Chief Resident Brown University Health Providence, RI, US
Introduction: While podcasts are an increasingly popular medium for medical education and research dissemination, creating high-quality research podcasts remains time-intensive and resource-demanding. Recent advancements in generative AI have enabled the creation of synthetic podcasts based on pre-selected content, including PDFs of academic papers. However, the accuracy of such AI-generated content remains understudied.
Methods: We utilized Google's NotebookLM's "audio overview" feature to generate podcast episodes based on Editor's Choice and cover articles from the JNS: Spine published between June-October 2024. Two clinicians independently listened to each podcast episode, evaluating factual claims defined as specific, verifiable statements about methodology, results, or conclusions. Discrepancies in factual verification were arbitrated by a third independent clinician in a blinded fashion.
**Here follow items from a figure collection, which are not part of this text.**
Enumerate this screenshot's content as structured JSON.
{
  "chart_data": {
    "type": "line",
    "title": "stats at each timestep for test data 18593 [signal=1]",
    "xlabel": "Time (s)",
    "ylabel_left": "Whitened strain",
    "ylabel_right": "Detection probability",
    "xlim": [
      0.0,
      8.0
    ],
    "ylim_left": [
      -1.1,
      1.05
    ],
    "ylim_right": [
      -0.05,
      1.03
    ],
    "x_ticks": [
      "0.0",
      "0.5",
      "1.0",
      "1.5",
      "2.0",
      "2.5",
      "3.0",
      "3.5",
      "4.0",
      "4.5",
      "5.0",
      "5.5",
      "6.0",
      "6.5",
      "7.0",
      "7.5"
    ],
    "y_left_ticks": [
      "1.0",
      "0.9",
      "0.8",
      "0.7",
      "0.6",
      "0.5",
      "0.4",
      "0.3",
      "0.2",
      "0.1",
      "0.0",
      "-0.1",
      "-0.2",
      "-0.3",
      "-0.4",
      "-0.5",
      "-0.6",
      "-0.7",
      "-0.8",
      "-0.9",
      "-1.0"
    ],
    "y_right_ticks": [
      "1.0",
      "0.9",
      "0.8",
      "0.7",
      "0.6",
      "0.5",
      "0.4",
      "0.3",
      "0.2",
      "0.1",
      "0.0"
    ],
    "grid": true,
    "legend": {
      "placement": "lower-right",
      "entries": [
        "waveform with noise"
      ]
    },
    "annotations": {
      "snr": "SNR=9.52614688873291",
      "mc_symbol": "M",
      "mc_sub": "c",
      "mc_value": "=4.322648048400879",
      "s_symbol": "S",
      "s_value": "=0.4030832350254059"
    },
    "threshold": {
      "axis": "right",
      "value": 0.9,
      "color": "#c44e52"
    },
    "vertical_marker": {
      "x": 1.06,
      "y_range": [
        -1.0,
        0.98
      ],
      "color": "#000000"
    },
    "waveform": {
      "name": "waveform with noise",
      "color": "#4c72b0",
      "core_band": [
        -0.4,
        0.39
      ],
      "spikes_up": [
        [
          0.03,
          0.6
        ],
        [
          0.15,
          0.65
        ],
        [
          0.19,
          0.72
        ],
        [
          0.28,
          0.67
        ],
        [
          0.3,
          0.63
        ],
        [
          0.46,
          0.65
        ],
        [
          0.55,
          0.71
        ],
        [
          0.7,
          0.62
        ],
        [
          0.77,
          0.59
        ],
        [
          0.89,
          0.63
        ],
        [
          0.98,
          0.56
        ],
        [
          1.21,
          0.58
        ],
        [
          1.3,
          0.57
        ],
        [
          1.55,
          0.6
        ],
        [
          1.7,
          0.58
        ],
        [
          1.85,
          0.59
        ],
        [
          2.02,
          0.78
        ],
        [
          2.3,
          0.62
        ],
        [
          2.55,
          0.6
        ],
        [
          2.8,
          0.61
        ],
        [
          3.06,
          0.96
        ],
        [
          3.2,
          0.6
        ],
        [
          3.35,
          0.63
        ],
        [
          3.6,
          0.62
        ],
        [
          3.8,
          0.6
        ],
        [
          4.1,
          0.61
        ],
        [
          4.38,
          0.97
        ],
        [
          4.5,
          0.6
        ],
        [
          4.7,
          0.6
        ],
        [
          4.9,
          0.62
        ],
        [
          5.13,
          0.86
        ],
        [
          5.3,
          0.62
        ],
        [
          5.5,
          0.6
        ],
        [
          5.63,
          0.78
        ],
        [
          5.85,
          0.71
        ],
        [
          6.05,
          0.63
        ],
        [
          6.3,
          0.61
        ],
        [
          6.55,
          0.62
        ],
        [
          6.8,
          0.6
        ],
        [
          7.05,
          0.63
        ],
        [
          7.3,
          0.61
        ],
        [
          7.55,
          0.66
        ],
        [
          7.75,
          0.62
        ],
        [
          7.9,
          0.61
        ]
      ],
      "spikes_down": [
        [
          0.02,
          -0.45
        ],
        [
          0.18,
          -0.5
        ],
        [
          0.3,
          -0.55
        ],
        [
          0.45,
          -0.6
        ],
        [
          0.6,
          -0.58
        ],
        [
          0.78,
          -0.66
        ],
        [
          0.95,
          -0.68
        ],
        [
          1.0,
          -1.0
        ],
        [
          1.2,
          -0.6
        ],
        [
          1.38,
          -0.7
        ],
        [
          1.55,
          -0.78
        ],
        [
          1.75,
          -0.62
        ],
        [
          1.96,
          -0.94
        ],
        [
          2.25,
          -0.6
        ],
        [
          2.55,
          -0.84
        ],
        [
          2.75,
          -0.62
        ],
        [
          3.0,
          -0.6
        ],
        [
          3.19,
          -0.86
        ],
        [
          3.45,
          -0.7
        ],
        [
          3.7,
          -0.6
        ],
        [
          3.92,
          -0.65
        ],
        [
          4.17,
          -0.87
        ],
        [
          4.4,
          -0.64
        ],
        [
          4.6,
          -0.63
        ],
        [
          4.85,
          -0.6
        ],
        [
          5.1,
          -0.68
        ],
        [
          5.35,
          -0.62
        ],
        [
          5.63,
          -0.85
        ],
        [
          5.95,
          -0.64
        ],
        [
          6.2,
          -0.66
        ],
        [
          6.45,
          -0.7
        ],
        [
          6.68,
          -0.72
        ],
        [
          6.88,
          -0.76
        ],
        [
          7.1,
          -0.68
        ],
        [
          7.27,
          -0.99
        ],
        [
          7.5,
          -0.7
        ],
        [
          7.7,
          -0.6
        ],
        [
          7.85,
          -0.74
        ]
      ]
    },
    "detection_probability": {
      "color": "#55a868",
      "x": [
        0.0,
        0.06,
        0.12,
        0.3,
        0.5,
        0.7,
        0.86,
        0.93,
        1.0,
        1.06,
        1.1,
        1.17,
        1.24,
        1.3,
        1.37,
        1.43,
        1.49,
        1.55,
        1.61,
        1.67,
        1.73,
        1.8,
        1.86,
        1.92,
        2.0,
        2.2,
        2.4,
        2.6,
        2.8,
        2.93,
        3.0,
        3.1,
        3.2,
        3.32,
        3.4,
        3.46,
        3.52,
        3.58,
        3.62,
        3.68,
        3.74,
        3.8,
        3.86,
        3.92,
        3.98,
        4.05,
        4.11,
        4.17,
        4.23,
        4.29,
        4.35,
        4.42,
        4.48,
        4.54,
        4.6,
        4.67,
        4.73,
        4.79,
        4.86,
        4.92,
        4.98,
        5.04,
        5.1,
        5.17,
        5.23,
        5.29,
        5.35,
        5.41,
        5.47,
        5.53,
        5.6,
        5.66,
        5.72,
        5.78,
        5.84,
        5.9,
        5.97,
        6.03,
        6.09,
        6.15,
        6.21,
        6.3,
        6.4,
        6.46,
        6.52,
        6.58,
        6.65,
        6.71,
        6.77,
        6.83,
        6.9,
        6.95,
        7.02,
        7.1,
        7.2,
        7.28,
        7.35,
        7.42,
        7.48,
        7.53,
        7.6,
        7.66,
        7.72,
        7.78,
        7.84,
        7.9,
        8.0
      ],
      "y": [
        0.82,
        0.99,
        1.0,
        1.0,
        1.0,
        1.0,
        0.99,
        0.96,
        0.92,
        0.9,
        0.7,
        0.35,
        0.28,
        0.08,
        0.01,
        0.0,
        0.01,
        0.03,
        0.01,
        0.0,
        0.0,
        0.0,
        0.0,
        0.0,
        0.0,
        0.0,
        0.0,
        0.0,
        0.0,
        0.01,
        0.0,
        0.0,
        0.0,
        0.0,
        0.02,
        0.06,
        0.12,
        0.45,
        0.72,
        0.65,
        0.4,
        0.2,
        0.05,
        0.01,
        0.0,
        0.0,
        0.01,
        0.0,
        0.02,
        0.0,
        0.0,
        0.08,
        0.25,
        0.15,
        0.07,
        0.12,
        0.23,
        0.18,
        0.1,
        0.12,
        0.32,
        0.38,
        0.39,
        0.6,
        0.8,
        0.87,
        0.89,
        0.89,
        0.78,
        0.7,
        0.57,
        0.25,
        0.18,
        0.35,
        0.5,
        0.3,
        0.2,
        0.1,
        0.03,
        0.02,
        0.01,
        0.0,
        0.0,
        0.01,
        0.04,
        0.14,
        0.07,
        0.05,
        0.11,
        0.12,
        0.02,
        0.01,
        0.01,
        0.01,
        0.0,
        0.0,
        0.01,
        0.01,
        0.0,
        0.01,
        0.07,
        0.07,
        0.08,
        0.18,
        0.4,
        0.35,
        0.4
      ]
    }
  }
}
Results: Five podcast episodes were generated, totaling 54.75 minutes of content. Individual episodes averaged 10.95 minutes (SD 1.79, range 8.5-13.2) and covered articles averaging 9.8 pages (SD 1.7, range 7-12). The podcasts contained 62 factual assertions (mean 12.4 per episode, SD 2.3). One episode initially contained a single hallucination (1.6% error rate) but was successfully regenerated without errors. Inter-observer reliability was 100% for hallucination identification.
Conclusion : AI-generated podcasts for JNS: Spine using Google NotebookLM demonstrate high factual reliability when paired with expert review. While the technology shows promise, maintaining clinical accuracy requires human oversight in the form of expert validation and potential regeneration of content. Future research should assess listener engagement and knowledge retention through controlled trials. Implementation could proceed through a pilot program on the JNS website, followed by broader distribution on platforms such as Apple Podcasts and Spotify, with careful monitoring of user feedback and engagement metrics.